For the 10mg group, which received the highest dose, the amyloid plaque was almost completely removed.

It’s crucial however that we don’t jump ahead of ourselves here. Aducanumab has been seen to work, but only in a small-scale study. Until the results are reproduced at a larger scale, the drug’s effectiveness is still unproven. If the results are confirmed in larger trials, the drug could become out best tool to cure the condition. Until then, however, as Arizona University Professor Eric Reiman commented in a separate article in Nature:

“Although the authors’ additional cognitive findings are encouraging, they are not definitive. It would be prudent to withhold judgement about aducanumab’s cognitive benefit until results from the larger trials are in.”

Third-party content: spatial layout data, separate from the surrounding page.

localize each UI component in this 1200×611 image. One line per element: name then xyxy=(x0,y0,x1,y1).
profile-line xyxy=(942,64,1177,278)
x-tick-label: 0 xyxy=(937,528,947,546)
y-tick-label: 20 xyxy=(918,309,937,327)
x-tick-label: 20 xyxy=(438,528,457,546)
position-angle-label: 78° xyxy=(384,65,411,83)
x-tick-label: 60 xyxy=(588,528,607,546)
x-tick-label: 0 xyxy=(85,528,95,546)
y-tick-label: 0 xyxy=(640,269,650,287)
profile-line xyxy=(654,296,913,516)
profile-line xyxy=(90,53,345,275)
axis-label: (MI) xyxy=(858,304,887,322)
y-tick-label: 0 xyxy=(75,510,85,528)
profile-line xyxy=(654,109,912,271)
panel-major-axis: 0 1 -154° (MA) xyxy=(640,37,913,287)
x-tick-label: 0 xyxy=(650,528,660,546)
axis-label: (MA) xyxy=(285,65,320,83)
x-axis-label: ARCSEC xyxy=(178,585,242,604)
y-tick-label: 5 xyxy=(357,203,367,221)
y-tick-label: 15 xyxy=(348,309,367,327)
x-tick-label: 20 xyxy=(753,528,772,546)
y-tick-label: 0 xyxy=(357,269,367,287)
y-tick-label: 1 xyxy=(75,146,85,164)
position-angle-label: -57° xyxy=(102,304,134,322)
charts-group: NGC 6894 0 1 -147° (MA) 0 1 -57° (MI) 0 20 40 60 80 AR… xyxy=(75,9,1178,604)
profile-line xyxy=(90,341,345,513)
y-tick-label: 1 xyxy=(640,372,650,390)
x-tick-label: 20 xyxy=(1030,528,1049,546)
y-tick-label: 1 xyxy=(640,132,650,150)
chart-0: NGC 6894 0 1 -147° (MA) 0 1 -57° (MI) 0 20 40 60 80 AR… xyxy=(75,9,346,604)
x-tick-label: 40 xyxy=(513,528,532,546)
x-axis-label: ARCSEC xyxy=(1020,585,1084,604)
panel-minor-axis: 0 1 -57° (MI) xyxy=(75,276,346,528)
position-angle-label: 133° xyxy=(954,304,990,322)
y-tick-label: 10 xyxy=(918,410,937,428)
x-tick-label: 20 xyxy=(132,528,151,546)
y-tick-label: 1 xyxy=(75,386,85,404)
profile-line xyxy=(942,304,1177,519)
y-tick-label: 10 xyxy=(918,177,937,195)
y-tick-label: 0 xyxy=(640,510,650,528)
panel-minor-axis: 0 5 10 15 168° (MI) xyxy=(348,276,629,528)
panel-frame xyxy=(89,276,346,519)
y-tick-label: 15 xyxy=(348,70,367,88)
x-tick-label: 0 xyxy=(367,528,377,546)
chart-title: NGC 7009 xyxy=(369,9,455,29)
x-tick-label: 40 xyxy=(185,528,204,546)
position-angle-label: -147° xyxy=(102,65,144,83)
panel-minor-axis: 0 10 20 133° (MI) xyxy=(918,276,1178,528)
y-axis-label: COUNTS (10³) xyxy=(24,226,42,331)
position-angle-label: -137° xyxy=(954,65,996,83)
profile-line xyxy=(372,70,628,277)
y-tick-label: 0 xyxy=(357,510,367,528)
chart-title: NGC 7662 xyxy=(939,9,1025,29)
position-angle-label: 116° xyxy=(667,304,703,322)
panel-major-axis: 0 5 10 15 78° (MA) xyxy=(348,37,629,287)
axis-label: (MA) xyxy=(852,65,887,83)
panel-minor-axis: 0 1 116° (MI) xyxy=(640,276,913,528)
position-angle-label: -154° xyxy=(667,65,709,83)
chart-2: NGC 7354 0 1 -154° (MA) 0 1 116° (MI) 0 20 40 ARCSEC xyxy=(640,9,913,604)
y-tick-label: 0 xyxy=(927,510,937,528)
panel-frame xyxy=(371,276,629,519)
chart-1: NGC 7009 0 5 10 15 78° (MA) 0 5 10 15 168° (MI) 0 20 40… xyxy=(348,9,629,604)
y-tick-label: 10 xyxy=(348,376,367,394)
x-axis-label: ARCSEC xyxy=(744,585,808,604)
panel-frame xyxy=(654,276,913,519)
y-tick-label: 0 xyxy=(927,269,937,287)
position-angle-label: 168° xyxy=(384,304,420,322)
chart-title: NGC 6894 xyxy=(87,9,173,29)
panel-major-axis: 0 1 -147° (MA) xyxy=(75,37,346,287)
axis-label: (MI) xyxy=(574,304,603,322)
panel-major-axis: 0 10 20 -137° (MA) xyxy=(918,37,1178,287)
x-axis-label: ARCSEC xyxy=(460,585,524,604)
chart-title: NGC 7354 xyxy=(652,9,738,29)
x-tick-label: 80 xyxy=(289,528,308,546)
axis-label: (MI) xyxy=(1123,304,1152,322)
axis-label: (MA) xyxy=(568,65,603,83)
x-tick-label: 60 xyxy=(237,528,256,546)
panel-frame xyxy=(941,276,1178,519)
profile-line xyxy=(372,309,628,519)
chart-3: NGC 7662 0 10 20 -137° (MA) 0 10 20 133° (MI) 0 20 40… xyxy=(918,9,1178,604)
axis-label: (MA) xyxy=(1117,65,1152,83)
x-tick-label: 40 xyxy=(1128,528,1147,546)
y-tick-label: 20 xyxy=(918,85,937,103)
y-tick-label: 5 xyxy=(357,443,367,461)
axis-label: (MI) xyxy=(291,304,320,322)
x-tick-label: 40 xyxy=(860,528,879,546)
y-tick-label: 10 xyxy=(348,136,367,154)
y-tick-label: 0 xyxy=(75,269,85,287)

However, he shares the enthusiasm of the team for their findings.

“Confirmation that an anti-amyloid plaque treatment slows cognitive decline would be a game-changer for how we understand, treat and prevent Alzheimer’s disease. Now is the time to find out.”

Other experts in the field also have high hopes for the drug but try to keep an objective outlook on the trials. For example, Dr Tara Spires-Jones, interim director of Edinburgh University’s Centre for Cognitive and Neural Systems, said the research showed that the antibody “robustly reduced amyloid pathology in a small group of people in very early stages of the disease”. She said she’s optimistic about the treatment but is trying “not to get too excited” as many drugs that seem promising in small-scale tests fail when scaled up.

Dr James Pickett, head of research at the Alzheimer’s Society, said that the “results are the most detailed and promising that we’ve seen for a drug that aims to modify the underlying causes of Alzheimer’s disease”.

“The study showed that the drug was first able to remove clumps of amyloid – a toxic protein associated with Alzheimer’s – from the brain of mice and also, excitingly, in people. What is most compelling is that more amyloid was cleared when people took higher doses of the drug,” he added.

“No existing treatments for Alzheimer’s directly interfere with the disease process – and so a drug that actually slows the progress of the disease by clearing amyloid would be a significant step.”

He noted that there is evidence of side-effects such as headaches associated with the drug and that the initial trial had not been designed to measure whether the drug slowed the decline in memory and thinking. Pickett too is waiting for the results of larger trials — some already underway in the Uk — to better understand if and how the drug works.

Gordon Wilcock, emeritus professor of geratology at Oxford University, hopes that the trials will bear fruit despite the fact that similar strategies have previously failed to pan out.

“We have already had previous trials of various anti-amyloid strategies, especially the monoclonal antibodies, that have failed to deliver at phase three.

“Nevertheless these trials are justified by the data and I hope they are successful, despite my feelings of déjà vu!”

The full paper, titled “The antibody aducanumab reduces Aβ plaques in Alzheimer’s disease” was published in the journal Nature.